There are two primary items. The primary is utilizing evaluation to pinpoint the financial and environmental efficiency of recent applied sciences, particularly for plastic recycling and making chemical substances from waste. The second is making evaluation instruments that assist determine issues on the earliest levels of analysis. Say I’m engaged on a brand new photocatalyst within the lab. I need to see that exit into the world and make a distinction. Can I work out the ache factors by way of value or air pollution or water use and begin to repair these now earlier than I scale it up and it turns into a lot tougher to repair?
Have you ever ever been shocked by this evaluation?
Sure, we did some evaluation of mechanical recycling, which is what we use to recycle plastics right this moment. There’s a number of hype round plastic recycling being damaged. However actually, mechanical recycling is comparatively low cost and low power. What’s damaged is amassing plastic. If you happen to put your plastic into the blue bin, probably it’s going to be recycled. But when it doesn’t get within the bin, there’s no approach to deliver it again into our economic system. That shocked me as a result of, as researchers, we would like a technological resolution. However there isn’t one. It’s a matter of accessibility.
How does your work overlap with manufacturing?
Many merchandise we manufacture are tied to plastics. It’s in our clothes, water bottles, laptops. It’s the identical with regards to chemical substances. We use chemical substances in cleansing brokers, prescribed drugs, healthcare, magnificence merchandise. And if we will produce these plastics or chemical substances from waste streams, for instance, you possibly can change the availability chain however hold it inside recognized manufacturing processes that we use right this moment.

What future work are you most enthusiastic about?
We’re beginning to have a look at hard-to-recycle plastics, like textiles, carbon fiber, and PVC (or polyvinyl chloride) to determine the right way to make that recycling economically and environmentally viable. In chemical substances, we’ve benchmarked a whole lot of the way to go from waste to chemical substances to indicate which you possibly can deal with if you happen to care about provide chain resiliency and lowering air pollution. The following step can be to develop an inventory of important chemical substances, just like the one now we have for important supplies, to verify we’re specializing in those which are most vital.
After which I’m performing some work on making evaluation extra accessible to earlier-stage researchers. We’re seeing if there are different locations we might apply it, like startups popping out of West Gate or U.S. Division of Power funding.
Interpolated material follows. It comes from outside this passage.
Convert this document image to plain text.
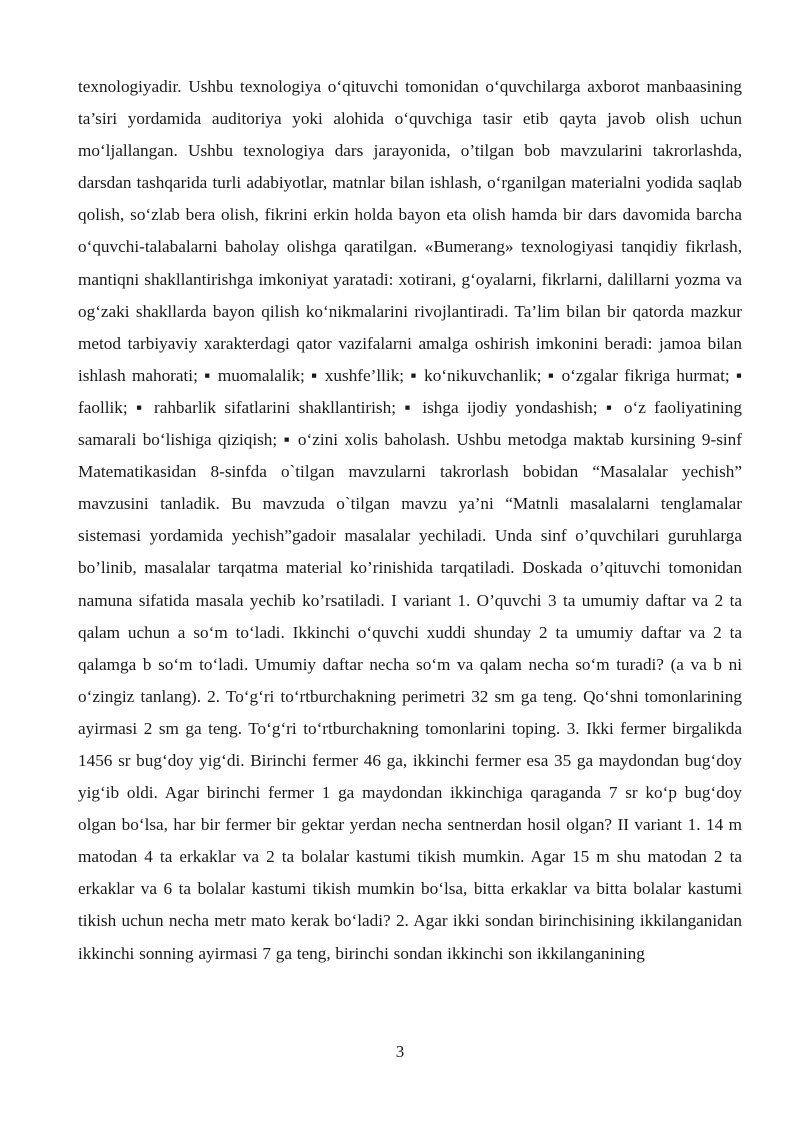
texnologiyadir. Ushbu texnologiya o‘qituvchi tomonidan o‘quvchilarga axborot manbaasining ta’siri yordamida auditoriya yoki alohida o‘quvchiga tasir etib qayta javob olish uchun mo‘ljallangan. Ushbu texnologiya dars jarayonida, o’tilgan bob mavzularini takrorlashda, darsdan tashqarida turli adabiyotlar, matnlar bilan ishlash, o‘rganilgan materialni yodida saqlab qolish, so‘zlab bera olish, fikrini erkin holda bayon eta olish hamda bir dars davomida barcha o‘quvchi-talabalarni baholay olishga qaratilgan. «Bumerang» texnologiyasi tanqidiy fikrlash, mantiqni shakllantirishga imkoniyat yaratadi: xotirani, g‘oyalarni, fikrlarni, dalillarni yozma va og‘zaki shakllarda bayon qilish ko‘nikmalarini rivojlantiradi. Ta’lim bilan bir qatorda mazkur metod tarbiyaviy xarakterdagi qator vazifalarni amalga oshirish imkonini beradi: jamoa bilan ishlash mahorati; ▪ muomalalik; ▪ xushfe’llik; ▪ ko‘nikuvchanlik; ▪ o‘zgalar fikriga hurmat; ▪ faollik; ▪ rahbarlik sifatlarini shakllantirish; ▪ ishga ijodiy yondashish; ▪ o‘z faoliyatining samarali bo‘lishiga qiziqish; ▪ o‘zini xolis baholash. Ushbu metodga maktab kursining 9-sinf Matematikasidan 8-sinfda o`tilgan mavzularni takrorlash bobidan “Masalalar yechish” mavzusini tanladik. Bu mavzuda o`tilgan mavzu ya’ni “Matnli masalalarni tenglamalar sistemasi yordamida yechish”gadoir masalalar yechiladi. Unda sinf o’quvchilari guruhlarga bo’linib, masalalar tarqatma material ko’rinishida tarqatiladi. Doskada o’qituvchi tomonidan namuna sifatida masala yechib ko’rsatiladi. I variant 1. O’quvchi 3 ta umumiy daftar va 2 ta qalam uchun a so‘m to‘ladi. Ikkinchi o‘quvchi xuddi shunday 2 ta umumiy daftar va 2 ta qalamga b so‘m to‘ladi. Umumiy daftar necha so‘m va qalam necha so‘m turadi? (a va b ni o‘zingiz tanlang). 2. To‘g‘ri to‘rtburchakning perimetri 32 sm ga teng. Qo‘shni tomonlarining ayirmasi 2 sm ga teng. To‘g‘ri to‘rtburchakning tomonlarini toping. 3. Ikki fermer birgalikda 1456 sr bug‘doy yig‘di. Birinchi fermer 46 ga, ikkinchi fermer esa 35 ga maydondan bug‘doy yig‘ib oldi. Agar birinchi fermer 1 ga maydondan ikkinchiga qaraganda 7 sr ko‘p bug‘doy olgan bo‘lsa, har bir fermer bir gektar yerdan necha sentnerdan hosil olgan? II variant 1. 14 m matodan 4 ta erkaklar va 2 ta bolalar kastumi tikish mumkin. Agar 15 m shu matodan 2 ta erkaklar va 6 ta bolalar kastumi tikish mumkin bo‘lsa, bitta erkaklar va bitta bolalar kastumi tikish uchun necha metr mato kerak bo‘ladi? 2. Agar ikki sondan birinchisining ikkilanganidan ikkinchi sonning ayirmasi 7 ga teng, birinchi sondan ikkinchi son ikkilanganining

3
Basically to verify this sort of evaluation is baked into the method early on?
Yeah, precisely.
What recommendation do you have got for people who would possibly need to observe in your footsteps?
Observe what’s fascinating to you. I anxious for such a very long time that I didn’t have a five-year plan or imaginative and prescient. I’ve realized, the elements of my profession that I’m most pleased with, I simply adopted what was fascinating to me at that second. It’s OK if an curiosity will not be associated to some nice imaginative and prescient.
The rest you’d like to say?
Whereas I really like the work that I do, what retains me actually enthusiastic about being right here at NLR is I get to work with so many nice folks and groups. That’s how we push issues ahead. It’s not by working independently. It’s by working collectively.
Like molecules.
Precisely.
Learn different Q&As from NLR researchers in superior manufacturing, and browse open positions to see what it’s prefer to work at NLR.